Right at the outset, the body has clarified it is not campaigning for a ‘Bihar-like prohibition’ but is fighting for hapless residents in the capital, who have approached the body complaining about mushrooming liquor stores in their neighbourhoods.
“When we took up the issue of a liquor vend that became a nuisance in a residential colony in Kotla Mubarakpur, we started getting similar public grievances from other areas. Residents, especially women, complained that liquor stores were mushrooming in their neighbourhood. Despite protests, the government has done nothing to curb this,” said Ajit Jha, who is a part of the six-member committee overseeing the formation of the political party. “We have heard from eight other localities in Karawal Nagar, Jungpura, Model Town, Janakpuri among others and will take up their cause,” he added.
Since the start of its campaign last week, the party has released data from RTI applications that show the opening of 58 new liquor stores since February last year and has claimed that the revenue from liquor sales in the tenure of the AAP government has “almost doubled”.
Citing the AAP’s election manifesto, Jha added, “The 61st point in its 70-point manifesto had promised to make Delhi free of addiction, keep a close vigil on smuggling of addictive substances and to ensure strictest punishment to offenders… While none of this has happened, the AAP government seems to be promoting the hotel lobby by boosting liqour sales… While in Punjab, the party promises complete de-addiction, it has been unable to do anything in a state where it is already in power.”
Yogendra Yadav, who held a massive jansunwai at Kotla Mubarakpur last week on the issue, said, “While we are not rooting for prohibition because that encourages the mafia and smuggling, we are demanding a sensible forward-looking excise policy. This was the same government that came to power on the promise of swaraj and mohalla sabhas, giving the right to local residents, but when it comes to opening up new liquor stores it has not even bothered to ask the residents or acknowledge their complaints.”

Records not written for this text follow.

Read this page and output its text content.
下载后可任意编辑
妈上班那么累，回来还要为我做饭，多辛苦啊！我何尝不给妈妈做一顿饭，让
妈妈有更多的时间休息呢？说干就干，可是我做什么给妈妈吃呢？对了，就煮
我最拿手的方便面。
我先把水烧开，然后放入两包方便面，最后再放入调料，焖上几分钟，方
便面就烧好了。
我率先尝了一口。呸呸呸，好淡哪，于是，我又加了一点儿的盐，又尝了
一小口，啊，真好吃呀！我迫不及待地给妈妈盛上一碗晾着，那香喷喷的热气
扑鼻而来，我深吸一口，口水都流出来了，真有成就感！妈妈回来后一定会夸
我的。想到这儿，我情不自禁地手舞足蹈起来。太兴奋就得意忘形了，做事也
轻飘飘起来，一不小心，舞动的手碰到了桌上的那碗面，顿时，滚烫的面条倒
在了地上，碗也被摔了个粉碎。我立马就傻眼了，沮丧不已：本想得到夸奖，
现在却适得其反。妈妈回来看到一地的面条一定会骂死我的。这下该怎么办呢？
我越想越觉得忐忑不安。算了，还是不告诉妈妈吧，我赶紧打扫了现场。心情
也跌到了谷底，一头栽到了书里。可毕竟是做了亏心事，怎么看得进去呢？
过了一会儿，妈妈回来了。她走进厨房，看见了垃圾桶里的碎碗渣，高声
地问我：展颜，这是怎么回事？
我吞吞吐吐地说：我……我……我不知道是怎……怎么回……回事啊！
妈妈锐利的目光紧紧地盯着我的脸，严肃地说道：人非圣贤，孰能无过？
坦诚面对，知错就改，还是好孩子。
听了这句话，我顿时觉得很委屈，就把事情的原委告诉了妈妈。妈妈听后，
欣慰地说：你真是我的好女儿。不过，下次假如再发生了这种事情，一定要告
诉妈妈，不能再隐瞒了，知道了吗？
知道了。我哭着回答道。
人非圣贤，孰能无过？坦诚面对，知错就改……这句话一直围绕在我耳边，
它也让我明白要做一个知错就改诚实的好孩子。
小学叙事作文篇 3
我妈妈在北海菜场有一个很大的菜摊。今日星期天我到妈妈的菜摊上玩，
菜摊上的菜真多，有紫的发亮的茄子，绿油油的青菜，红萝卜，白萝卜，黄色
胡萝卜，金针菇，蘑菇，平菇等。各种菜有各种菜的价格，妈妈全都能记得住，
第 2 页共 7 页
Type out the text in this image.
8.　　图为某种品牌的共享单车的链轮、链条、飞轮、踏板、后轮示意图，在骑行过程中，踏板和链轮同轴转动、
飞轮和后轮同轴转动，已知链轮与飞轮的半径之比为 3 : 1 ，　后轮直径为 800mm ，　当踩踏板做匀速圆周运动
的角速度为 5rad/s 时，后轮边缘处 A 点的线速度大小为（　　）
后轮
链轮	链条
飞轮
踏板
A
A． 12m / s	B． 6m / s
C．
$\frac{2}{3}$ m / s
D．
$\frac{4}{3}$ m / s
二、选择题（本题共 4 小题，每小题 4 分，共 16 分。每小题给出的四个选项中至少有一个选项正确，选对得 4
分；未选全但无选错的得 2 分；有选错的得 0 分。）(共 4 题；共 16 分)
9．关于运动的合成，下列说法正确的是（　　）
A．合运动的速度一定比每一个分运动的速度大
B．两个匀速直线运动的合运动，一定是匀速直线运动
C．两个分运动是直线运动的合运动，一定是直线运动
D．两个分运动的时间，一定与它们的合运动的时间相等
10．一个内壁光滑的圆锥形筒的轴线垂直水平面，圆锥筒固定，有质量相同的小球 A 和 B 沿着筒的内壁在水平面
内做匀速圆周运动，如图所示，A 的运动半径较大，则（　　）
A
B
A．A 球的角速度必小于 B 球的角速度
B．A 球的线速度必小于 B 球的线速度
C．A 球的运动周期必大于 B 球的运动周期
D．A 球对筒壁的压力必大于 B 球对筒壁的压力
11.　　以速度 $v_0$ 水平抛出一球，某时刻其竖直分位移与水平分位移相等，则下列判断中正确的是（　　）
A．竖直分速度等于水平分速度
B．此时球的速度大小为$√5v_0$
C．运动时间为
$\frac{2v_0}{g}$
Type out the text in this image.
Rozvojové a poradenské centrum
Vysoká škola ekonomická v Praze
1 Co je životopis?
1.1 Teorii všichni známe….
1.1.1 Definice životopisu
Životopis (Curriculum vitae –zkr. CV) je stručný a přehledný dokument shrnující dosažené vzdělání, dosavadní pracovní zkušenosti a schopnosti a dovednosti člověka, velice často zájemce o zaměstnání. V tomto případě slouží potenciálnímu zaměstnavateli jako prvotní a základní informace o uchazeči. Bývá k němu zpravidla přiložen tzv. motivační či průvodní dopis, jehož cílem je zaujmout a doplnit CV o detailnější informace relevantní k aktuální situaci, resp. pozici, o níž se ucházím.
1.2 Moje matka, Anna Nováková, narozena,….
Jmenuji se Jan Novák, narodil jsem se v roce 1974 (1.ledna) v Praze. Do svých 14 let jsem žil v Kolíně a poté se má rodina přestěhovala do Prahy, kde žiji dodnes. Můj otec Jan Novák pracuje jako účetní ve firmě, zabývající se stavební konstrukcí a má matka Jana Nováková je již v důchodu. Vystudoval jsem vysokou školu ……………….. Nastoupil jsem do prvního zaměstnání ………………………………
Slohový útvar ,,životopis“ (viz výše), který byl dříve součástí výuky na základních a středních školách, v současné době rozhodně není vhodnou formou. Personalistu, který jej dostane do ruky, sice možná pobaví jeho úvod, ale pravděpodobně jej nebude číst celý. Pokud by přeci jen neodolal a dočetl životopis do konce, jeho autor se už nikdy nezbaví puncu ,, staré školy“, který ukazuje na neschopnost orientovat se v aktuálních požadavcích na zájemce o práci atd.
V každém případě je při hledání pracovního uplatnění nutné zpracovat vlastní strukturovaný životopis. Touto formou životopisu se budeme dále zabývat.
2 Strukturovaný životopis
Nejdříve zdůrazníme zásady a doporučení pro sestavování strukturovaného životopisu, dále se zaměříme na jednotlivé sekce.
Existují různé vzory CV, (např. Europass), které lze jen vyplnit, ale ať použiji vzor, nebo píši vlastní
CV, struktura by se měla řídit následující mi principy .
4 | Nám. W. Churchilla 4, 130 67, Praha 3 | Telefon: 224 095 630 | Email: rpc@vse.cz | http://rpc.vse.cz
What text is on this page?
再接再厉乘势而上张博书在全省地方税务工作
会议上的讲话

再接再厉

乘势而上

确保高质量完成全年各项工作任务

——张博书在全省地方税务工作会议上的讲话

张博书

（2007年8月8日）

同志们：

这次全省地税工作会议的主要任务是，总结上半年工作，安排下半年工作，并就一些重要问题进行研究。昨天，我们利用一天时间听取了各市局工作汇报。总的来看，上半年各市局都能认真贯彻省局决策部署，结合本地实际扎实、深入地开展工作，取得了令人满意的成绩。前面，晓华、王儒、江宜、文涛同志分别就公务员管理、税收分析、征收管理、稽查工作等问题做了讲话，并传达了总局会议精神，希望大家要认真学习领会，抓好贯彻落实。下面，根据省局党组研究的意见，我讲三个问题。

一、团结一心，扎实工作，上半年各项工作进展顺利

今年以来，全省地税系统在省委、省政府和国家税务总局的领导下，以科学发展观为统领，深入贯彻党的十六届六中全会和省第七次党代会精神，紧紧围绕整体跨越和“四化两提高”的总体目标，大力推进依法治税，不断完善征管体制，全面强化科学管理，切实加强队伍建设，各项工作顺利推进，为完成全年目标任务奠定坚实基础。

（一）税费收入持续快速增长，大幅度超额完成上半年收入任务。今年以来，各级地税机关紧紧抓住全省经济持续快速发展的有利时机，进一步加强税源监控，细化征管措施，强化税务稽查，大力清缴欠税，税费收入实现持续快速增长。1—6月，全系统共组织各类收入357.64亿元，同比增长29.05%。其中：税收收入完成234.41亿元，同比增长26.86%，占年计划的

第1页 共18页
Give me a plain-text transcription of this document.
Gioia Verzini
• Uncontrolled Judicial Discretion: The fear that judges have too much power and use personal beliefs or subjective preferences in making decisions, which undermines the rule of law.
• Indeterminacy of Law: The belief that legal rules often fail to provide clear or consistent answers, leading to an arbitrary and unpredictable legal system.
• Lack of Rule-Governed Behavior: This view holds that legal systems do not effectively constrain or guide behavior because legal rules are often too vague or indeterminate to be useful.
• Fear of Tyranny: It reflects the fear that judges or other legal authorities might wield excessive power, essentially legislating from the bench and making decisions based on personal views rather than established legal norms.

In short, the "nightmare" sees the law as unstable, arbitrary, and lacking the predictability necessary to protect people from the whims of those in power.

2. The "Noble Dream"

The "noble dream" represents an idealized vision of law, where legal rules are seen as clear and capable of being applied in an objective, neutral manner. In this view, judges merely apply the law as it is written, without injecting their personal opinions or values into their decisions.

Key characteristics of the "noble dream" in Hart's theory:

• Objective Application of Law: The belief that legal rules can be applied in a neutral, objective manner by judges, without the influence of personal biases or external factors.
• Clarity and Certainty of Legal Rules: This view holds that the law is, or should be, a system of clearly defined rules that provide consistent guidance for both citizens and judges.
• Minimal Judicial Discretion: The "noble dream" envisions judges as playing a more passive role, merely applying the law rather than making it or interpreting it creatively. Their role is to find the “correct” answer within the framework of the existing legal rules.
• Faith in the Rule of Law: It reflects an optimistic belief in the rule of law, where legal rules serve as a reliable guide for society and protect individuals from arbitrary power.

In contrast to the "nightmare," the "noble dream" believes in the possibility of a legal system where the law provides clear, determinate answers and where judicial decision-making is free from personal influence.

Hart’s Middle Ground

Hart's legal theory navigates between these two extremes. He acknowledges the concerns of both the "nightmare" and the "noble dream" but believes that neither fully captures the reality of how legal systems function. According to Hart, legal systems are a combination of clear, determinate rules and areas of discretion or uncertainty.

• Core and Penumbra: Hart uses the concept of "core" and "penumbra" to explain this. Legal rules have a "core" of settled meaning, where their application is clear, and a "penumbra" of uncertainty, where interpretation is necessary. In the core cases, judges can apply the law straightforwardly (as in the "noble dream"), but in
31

He added, “We want the state excise policy to be placed in public domain for a fair debate on it. The government should try to reduce liquor consumption. That is exactly what it had promised.”
Countering the allegations, a senior official said, “The figures are being misinterpreted by the Swaraj Abhiyan. Their claims are misleading. Of the 58 vends being cited, 37 have come up in malls, six are state-run and the remaining 15 have been relocated. Relocation does not mean opening new vends. As for the vends that have opened in malls, according to rules, only the mall owner can object to this and local residents do not have a role here.”
The official said the new excise policy is being vetted by the law department. “The policy will factor in the opinion of locals in opening new liquor stores,” he added.